Its sort of pathetic that some in ecclesial groups are so driven to find a mythological spiritual pedigree that they will embrace particularly bizarre ancient heresies in a failing attempt to find some legitimacy. Frankly, it would be far less sad if they simply stuck to the idea that the HS went off for a 1500 year nap after Pentecost and woke up in Thubingen.
I was a little flummoxed that this was re-posted. As the Key of Truth makes plain, the Paulicians were not Gnostics in that they did not believe in Satanic beliefs such as the demi-urge. But they were not Christians, and they certainly were not Baptists. I frankly learned a lot about them from discussing Conybeare.
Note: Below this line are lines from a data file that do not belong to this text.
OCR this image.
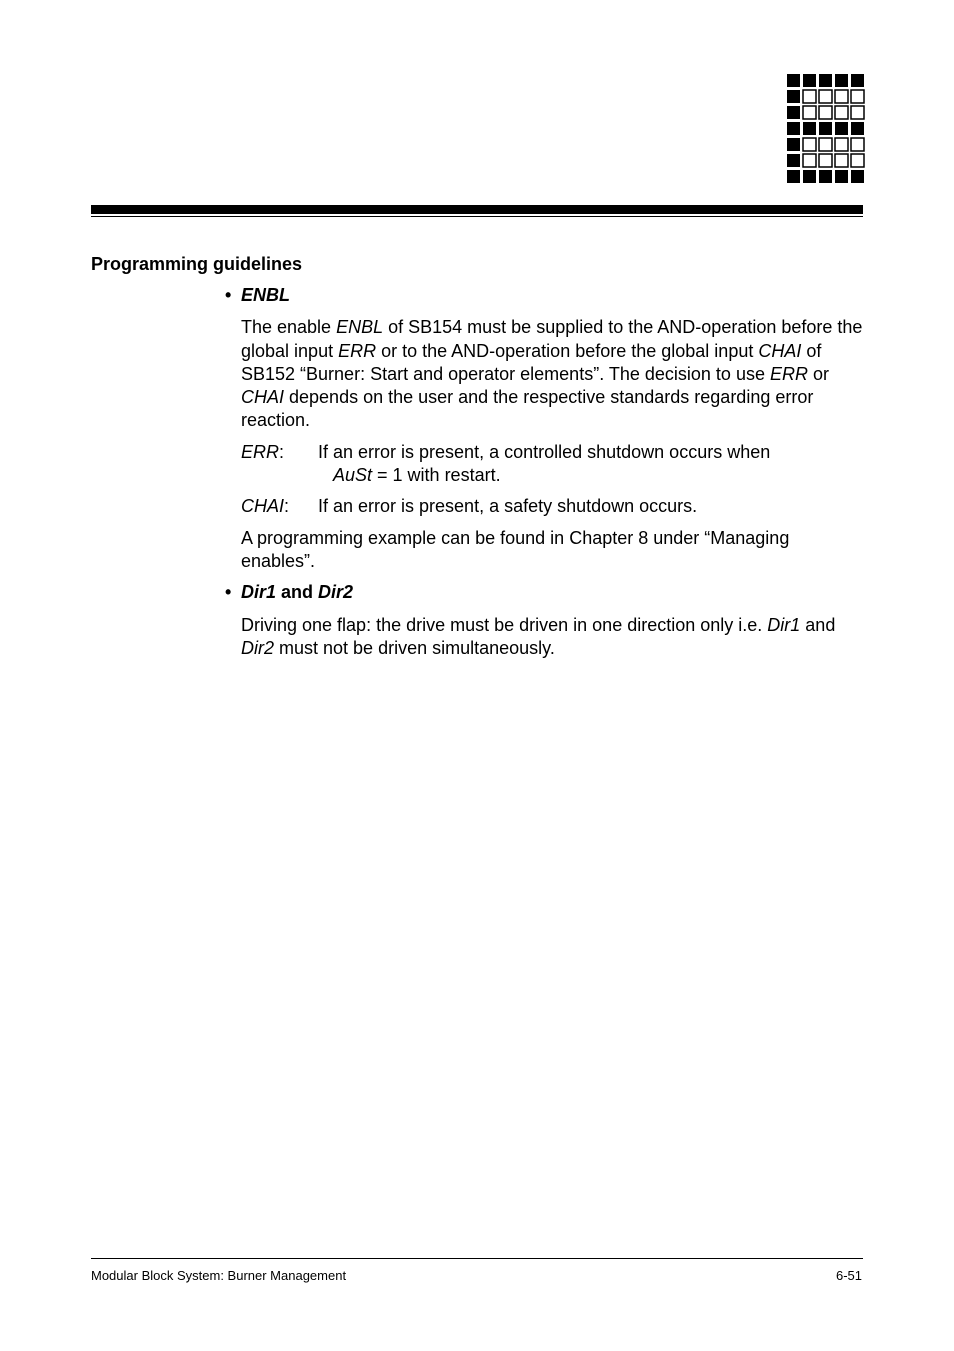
Programming guidelines

• ENBL

The enable ENBL of SB154 must be supplied to the AND-operation before the global input ERR or to the AND-operation before the global input CHAI of SB152 “Burner: Start and operator elements”. The decision to use ERR or CHAI depends on the user and the respective standards regarding error reaction.

ERR:	If an error is present, a controlled shutdown occurs when
AuSt = 1 with restart.
CHAI:	If an error is present, a safety shutdown occurs.

A programming example can be found in Chapter 8 under “Managing enables”.

• Dir1 and Dir2

Driving one flap: the drive must be driven in one direction only i.e. Dir1 and Dir2 must not be driven simultaneously.

Modular Block System: Burner Management	6-51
They did have adult Baptisms, but not because they were credobaptists, but because they were Adoptionists, who believed that at 30 years old (yes, THIRTY, not the age of reason) a soul was capable of being attaining the spiritual enlightenment that led Jesus to become a god. They also believed that it was OK to lie about their faith, and to pretend to be Catholic, including to receive the Catholic sacraments, even though they held the sacraments to be worthless. This may account for both some appearance of orthodoxy as well as some extrapolation of their heresies. It is even possible that the “Key of Truth” represents the beliefs of Paulicians who moved somewhat closer to Christianity than those Photius, et al refer to, much in the same way that today’s Mormons sound far more Christian than Joseph Smith’s Mormons did; one has to expect that by remaining so thoroughly assimilated into orthodox churches that as to continue to receive the sacraments may well have led to them moving close to Catholicism theologically. The “Key of Truth” dates ONE THOUSAND YEARS after the Paulician movement was suppressed.
If the point of calling the Paulicians “Baptists” is to assert that certain Baptist doctrines existed before the Reformation, one might do so, since the Paulicians rejected baptizing infants and the necessity of sacraments. If the point of calling them Baptists, however, is to establish that there existed since the age of the Apostles a Christian church which fits the Baptists’ notion of what Christian is apart from the Catholic church, then the person making such an argument is a fool.
(Herein, I use the term “Catholic” to include Eastern Orthodoxy, as much of what I refer to predates the Great Schism.)